Bunton’s husband, 51-year-old James Bunton, who was driving the 1997 Ford F-150 pick-up, is in stable condition at North Mississippi Medical Center in Tupelo, where he was airlifted from the scene.
Another grandson, 9-year-old Dakota Barnett, who is Karr’s cousin, is in critical condition at Children’s Medical Center in Jackson.
According to Merchant, the two youngsters spent Saturday night at their grandparents’ home on Downs Road near Columbus Air Force Base. They were on their way to Karr’s mother’s home on Ridge Road and were trying to cross eastbound from Land Road to Spurline Road when their pickup was struck by the 18-wheeler.
The driver of the truck, 56-year-old Jimmy McCostlin, of Vance, Ala., suffered minor injuries, according to the Highway Patrol.
“It was a family outing, they were going to do breakfast at one of the boys’ homes,” Merchant said.

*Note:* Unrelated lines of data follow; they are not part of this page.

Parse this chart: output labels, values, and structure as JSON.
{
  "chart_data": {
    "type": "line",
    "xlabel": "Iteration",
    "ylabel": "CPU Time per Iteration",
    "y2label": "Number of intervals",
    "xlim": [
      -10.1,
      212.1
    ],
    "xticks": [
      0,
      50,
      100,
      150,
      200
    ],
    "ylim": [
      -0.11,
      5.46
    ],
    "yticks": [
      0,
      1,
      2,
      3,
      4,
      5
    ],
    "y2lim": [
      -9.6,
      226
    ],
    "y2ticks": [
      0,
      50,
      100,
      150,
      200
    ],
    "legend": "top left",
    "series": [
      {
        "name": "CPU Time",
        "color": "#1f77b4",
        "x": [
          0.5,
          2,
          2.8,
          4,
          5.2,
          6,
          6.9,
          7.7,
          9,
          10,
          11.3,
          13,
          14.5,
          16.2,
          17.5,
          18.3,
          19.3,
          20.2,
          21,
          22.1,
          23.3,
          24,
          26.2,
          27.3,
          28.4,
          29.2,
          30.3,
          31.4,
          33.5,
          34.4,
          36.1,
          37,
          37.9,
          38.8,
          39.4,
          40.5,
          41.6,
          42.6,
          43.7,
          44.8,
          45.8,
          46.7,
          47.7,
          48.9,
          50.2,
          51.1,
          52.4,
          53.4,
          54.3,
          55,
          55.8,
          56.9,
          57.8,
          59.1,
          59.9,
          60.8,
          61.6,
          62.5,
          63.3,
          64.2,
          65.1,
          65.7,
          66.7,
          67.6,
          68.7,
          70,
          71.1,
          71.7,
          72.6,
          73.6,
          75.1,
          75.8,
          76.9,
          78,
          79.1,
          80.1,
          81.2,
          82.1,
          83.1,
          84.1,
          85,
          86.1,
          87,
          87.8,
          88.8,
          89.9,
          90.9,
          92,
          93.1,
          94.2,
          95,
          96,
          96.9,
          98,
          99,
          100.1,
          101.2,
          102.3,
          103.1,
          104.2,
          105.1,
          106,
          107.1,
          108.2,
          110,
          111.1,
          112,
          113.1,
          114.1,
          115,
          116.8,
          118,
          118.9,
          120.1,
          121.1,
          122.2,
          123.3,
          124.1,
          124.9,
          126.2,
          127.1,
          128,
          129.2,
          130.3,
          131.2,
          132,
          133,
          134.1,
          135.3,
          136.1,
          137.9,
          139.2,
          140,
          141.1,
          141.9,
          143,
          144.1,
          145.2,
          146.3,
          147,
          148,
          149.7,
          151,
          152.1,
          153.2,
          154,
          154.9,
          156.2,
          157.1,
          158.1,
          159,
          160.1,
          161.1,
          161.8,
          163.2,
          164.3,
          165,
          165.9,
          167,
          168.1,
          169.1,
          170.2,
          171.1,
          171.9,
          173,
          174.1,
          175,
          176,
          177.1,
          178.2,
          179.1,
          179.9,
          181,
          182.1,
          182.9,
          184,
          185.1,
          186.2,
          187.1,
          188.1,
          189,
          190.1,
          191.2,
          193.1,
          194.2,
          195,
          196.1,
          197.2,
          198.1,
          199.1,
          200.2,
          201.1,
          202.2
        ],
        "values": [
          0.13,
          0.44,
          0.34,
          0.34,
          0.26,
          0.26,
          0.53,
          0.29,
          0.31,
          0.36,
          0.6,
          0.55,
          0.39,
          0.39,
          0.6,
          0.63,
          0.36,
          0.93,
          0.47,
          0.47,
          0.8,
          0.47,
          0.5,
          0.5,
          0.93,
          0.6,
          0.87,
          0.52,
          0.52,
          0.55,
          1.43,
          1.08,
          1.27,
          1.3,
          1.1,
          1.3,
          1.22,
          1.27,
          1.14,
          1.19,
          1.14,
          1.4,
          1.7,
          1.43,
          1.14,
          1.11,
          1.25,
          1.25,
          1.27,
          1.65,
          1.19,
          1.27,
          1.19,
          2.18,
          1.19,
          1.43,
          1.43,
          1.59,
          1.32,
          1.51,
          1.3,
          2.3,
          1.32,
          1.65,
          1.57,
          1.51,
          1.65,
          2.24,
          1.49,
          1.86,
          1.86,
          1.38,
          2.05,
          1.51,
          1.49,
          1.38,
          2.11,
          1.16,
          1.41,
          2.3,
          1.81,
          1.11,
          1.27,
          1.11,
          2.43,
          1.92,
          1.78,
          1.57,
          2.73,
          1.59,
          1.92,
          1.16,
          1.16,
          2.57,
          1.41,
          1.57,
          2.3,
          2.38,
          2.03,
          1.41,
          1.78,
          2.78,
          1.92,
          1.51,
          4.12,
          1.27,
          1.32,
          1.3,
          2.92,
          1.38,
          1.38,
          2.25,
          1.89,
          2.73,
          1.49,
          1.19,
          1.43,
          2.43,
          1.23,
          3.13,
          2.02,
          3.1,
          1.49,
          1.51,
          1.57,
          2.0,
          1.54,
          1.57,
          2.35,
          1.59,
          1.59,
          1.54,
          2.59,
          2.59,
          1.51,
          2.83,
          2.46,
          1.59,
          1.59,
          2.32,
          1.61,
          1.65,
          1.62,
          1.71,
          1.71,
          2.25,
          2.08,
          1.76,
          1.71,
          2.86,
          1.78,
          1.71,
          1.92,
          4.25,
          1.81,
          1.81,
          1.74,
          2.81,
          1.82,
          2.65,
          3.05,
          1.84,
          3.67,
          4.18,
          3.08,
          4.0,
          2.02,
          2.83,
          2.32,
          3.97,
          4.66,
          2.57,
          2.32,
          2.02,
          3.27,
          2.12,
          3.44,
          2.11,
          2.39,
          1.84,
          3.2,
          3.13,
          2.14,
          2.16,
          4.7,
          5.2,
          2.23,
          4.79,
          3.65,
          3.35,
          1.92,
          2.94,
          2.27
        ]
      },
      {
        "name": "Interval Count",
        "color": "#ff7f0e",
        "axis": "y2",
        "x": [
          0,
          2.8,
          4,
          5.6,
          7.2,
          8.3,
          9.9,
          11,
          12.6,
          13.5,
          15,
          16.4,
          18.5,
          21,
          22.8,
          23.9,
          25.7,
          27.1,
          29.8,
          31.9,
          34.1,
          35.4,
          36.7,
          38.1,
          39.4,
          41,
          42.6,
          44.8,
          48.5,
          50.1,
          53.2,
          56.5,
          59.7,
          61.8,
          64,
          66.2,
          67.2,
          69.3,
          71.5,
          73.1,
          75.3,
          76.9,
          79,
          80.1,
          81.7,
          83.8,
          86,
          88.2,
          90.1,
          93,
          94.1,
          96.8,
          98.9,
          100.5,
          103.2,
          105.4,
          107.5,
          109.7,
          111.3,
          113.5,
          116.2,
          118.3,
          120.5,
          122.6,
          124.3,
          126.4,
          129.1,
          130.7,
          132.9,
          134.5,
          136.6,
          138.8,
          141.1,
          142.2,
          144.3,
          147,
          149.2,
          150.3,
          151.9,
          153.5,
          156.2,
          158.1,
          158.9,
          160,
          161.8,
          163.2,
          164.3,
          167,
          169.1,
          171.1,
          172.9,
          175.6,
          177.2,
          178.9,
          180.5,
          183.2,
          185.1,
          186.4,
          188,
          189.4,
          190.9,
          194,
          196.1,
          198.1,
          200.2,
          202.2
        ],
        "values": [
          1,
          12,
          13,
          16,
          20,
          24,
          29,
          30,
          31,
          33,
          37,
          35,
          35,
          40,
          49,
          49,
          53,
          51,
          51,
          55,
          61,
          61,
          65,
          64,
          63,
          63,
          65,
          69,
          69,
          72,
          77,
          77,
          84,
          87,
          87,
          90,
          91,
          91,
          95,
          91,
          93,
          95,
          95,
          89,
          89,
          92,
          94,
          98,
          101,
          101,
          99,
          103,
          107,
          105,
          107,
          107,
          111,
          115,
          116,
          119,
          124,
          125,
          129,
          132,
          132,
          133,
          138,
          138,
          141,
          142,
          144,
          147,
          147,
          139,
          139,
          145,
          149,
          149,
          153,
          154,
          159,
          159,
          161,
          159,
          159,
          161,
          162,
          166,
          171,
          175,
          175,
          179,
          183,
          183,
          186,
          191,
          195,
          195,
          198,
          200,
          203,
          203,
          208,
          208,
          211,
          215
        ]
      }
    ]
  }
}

Dorothy Bunton was sitting in the front passenger seat, Karr was in the rear driver’s side seat, and Barnett was in the rear passenger seat, Merchant said.
All four were wearing seat belts, according to MHP Master Sgt. Criss Turnipseed.
After the accident, Karr’s mother showed up at the Bunton’s residence looking for her son because they all were overdue for breakfast at her home. A Lowndes County Sheriff’s Office deputy who’d gone there to try to find relatives told her of the accident and took her back to her home to be with her husband until authorities could come speak with her. Her sister, Barnett’s mother, showed up there, Merchant said of how some of the family members were notified.
“It was tough, very difficult,” the veteran coroner said. “It’s difficult anytime, but when kids are involved, it’s even harder, very emotional.”